Wet beriberi is the term used for thiamine deficiency with cardiovascular involvement [10]. The clinical presentation of wet beriberi can be quite varied. The chronic type or slowly developing wet beriberi often presents with peripheral vasodilation, leading to a high cardiac output state [11]. This decreased vascular resistance leads to fluid retention mediated through the renin-angiotensin-aldosterone system. The resulting fluid overload worsens the peripheral edema in dependent areas such as the sacrum. As this condition progresses, the heart already exposed to a defect in energy production from the thiamine deficiency [12], has to work increasingly harder to meet end organ requirements. These overuse injuries eventually result in the physical symptoms of tachycardia, edema, high arterial and venous pressures. This type of wet beriberi presentation is mostly found in the elderly, the chronic ill [6] or alcohol-dependent patients [13] who develop thiamine deficiency symptoms over a period of time. Because of its gradual onset with multiple symptoms and complicated medical histories, the clinician can often miss the diagnosis. Another more rapid type of wet beriberi is classified as acute fulminant cardiovascular beriberi, or Shoshin beriberi [14]. In this form, the predominant injury is to the heart. It is characterized by an acute onset of hypotension, tachycardia and lactic acidosis [15]. In contrast to the chronic type of wet beriberi, edema may not be seen; however, there is left ventricular dysfunction presenting with low ejection fraction. If left untreated, patients die quickly from circulatory collapse and pulmonary edema [16]. The patient presented in this case exhibited similar symptoms as a rapid type of wet beriberi, such as tachycardia, short of breath, systolic murmur, rales and elevated lactic acid in the absent of leg edema. More importantly, her echocardiogram showed significant cardiomyopathy with decreased ejection fraction. After a few days of intravenous Thiamine treatment and supportive care, her shortness of breath and tachycardia resolved. A follow-up echocardiogram showed normal motility and normal ejection fraction.

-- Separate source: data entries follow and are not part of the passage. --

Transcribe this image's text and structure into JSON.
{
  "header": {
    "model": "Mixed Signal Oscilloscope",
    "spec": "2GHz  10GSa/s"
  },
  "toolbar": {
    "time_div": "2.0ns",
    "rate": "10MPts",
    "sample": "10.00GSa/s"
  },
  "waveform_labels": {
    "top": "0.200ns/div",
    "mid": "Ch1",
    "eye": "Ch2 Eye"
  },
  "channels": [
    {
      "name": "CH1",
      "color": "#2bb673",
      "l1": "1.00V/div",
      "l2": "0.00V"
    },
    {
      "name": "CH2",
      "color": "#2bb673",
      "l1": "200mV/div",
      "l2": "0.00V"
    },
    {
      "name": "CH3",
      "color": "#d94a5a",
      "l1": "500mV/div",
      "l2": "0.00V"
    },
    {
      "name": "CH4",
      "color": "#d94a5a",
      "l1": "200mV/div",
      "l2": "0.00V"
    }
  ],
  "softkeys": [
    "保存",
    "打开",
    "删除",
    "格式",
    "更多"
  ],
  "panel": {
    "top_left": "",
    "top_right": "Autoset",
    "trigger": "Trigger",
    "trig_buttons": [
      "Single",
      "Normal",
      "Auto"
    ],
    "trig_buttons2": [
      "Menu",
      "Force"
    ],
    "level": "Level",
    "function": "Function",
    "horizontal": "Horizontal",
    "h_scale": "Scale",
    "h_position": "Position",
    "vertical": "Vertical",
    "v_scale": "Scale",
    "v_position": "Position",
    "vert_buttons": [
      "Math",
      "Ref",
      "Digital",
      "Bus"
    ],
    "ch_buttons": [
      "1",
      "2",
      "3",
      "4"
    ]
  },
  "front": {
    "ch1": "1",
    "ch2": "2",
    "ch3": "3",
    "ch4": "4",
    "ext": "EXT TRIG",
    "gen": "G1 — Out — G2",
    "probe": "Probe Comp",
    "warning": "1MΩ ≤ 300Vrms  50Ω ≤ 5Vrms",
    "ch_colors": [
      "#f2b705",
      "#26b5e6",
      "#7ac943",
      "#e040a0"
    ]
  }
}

Because thiamine deficiency can cause cardiomyopathy, the role of thiamine supplement in the management of existing heart failures has been studied. CHF is a major public concern in the United States. Research has shown that patients with heart failure are at higher risk of developing multiple-nutrient deficiencies including B vitamins [17]. In elderly patients with heart failure, loop diuretics to manage fluid and sodium levels can cause hyper-excretion of thiamine [18], thereby increasing the risk of developing thiamine deficiency. Clinical data have shown that thiamine correction in depleted patients can improve left ventricular function as well [19-21]. Therefore, prevention of thiamine deficiency should be a routine component in the overall management of this disease [21]. Furthermore, screening for thiamine deficiency in patients with heart failure should be a regular part of their physician wellness visits especially in those that are elderly, chronically ill, have CHF or on loop diuretics [1].


In the United States today, vitamins deficiencies such as beriberi are often considered uncommon. This may lead to the under recognition of a severe disease that is very treatable. Neurological disturbances and cardiac failure secondary to thiamine deficiency can be rapidly reversed if caught early and treated properly. The clinicians should have a greater index of suspicion in cases of rapid progressing in polyneuropathy and cardiomyopathy, particularly in a population of alcoholism and malnutrition. Confirmation of low thiamine levels by requesting the assay prior to thiamine replacement ensures an accurate diagnosis and appropriate ongoing treatment. Thiamine deficiency can also occur in patients with heart failure because of confluence factors including poor nutrition and increased urinary losses in tandem with diuretics. With these factors in mind, physicians should suspect thiamine deficiency more often and when confirmed, treat the patients accordingly.